Köln, den 01.11.1990
Liebe Bürgerinnen und Bürger der Bundesrepublik Deutschland!
Wir als politisch verfolgte Flüchtlinge in Ihrem Lande möchten heute mit unserer Protestversammlung die freien Menschen dieses demokratischen Landes auf unsere Sorgen und Nöte aufmerksam machen.
Politische Flüchtlinge, Asylbewerber und anerkannte Asylanten haben ihr geliebtes Vaterland, ihre Heimat, ihre Verwandten und Freunde nicht aus wirtschaftlichen Gründen oder freiwillig verlassen.
Sie alle kennen die jüngste Geschichte Ihres Landes, die Zeit der nationalsozialistischen Herrschaft, die Zeit der 40jährigen SED-Herrschaft im anderen Teil Ihres Vaterlandes, wo politisch Andersdenkende verfolgt, mißhandelt und zum Teil an der Mauer und Stacheldraht physisch beseitigt wurden. Tausende von diesen Menschen haben ihr Leben durch die Flucht ins Ausland gerettet und in der Verbannung für ihre Ideale, nämlich Freiheit und Demokratie, Verteidigung der Menschenrechte und Menschenwürde, weitergekämpft.
Unser sehnlichster Wunsch ist, eines Tages wieder in unsere Länder zurückkehren zu können.
Um uns auf diesen Weg zu unterstützen, bitten wir die Bundesregierung, die politischen Parteien
und Repräsentanten dieses Staates, die Oppositionellen und die politisch Verfolgten zu
unterstützen, indem sie im Umgang mit den Diktatoren (z. B. das Mullah-Regime im Iran und das
Saddam-Hussein-Regime im Irak) weniger Rücksicht auf ihre Milliarden-Geschäfte nehmen und umso
mehr ihrer moralischen Verpflichtung gegenüber der Unterdrückten und Entrechteten nachkommen würden.

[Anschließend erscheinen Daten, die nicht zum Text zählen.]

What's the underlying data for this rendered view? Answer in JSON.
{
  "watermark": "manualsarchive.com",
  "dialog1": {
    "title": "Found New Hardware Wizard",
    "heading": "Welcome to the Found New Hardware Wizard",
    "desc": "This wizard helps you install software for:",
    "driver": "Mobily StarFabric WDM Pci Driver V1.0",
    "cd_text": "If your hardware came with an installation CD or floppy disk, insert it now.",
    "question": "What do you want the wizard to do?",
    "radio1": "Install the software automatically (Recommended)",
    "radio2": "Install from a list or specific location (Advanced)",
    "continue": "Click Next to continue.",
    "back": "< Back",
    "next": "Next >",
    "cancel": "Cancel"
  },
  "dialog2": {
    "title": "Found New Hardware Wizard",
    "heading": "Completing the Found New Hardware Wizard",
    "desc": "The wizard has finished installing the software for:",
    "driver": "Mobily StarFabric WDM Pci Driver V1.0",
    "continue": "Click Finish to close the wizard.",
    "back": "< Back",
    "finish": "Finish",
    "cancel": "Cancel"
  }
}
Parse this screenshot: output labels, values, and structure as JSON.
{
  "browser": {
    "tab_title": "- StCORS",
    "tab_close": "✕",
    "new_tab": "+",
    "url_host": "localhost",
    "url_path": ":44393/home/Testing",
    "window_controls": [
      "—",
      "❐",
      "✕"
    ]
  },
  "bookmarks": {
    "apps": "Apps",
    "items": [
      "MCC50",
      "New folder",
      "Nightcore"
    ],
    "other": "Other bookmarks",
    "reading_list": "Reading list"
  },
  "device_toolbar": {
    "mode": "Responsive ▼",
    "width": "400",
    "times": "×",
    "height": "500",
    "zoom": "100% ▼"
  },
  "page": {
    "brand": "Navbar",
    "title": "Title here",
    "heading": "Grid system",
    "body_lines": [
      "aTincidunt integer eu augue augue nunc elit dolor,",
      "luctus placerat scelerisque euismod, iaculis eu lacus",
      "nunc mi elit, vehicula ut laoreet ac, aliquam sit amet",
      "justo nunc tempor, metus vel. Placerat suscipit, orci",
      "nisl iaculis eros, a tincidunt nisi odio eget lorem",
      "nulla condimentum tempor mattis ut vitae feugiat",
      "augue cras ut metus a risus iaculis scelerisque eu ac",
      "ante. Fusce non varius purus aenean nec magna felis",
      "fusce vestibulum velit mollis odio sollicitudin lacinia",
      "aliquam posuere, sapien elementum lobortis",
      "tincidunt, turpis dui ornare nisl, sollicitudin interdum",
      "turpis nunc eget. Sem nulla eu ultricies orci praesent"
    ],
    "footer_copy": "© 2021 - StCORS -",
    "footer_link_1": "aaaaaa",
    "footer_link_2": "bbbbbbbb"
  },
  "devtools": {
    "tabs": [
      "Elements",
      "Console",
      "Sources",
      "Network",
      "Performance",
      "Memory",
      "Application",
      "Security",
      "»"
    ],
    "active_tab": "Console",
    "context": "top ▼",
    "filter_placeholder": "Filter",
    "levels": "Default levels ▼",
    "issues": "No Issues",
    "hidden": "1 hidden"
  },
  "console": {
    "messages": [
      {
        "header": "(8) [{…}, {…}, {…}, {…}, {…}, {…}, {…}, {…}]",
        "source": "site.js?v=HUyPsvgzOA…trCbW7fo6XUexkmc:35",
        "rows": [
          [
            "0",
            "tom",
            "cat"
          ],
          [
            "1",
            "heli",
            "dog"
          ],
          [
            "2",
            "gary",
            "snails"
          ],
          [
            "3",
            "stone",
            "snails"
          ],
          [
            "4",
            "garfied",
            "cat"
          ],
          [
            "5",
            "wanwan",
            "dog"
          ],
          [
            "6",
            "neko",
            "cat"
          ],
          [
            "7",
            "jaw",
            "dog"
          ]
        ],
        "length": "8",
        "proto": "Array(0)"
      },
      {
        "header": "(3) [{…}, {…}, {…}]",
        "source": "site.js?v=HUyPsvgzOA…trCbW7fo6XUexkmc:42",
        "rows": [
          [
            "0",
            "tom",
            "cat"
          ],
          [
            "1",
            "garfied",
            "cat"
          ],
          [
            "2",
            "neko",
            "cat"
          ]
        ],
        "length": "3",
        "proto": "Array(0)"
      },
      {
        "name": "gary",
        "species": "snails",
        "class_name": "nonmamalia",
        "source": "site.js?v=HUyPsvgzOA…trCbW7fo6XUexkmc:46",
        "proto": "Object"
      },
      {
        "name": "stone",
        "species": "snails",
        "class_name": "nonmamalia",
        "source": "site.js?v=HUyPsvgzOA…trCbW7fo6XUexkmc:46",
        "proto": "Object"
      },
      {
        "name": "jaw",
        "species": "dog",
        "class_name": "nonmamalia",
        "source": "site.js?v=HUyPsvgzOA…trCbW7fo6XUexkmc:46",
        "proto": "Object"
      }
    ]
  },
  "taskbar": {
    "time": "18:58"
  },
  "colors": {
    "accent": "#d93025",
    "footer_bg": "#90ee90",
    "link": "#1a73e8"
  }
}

Die Verteidigung der Menschenrechte und -würde, verankert in der Menschenrechtsresolution der
Vereinten Nationen und auch in der Schlußakte der KSZE in Helsinki, verpflichtet alle Staaten
der Welt, auch die Bundesregierung, überall in der Welt, wo diese
Rechte verletzt werden, sich zur Wehr zu setzen und zugleich den Verfolgten und Gefährdeten
beizustehen und zu helfen.
Die Bundesregierung und die politischen Institutionen sowie die Medien dieses Landes müssen sich den Vorwurf gefallen lassen, daß sie vielmehr Rücksicht auf die diplomatischen Gepflogenheiten und Abwicklung ihrer Milliarden-Geschäfte genommen haben als auf die Rechte der Schwachen und Verfolgten.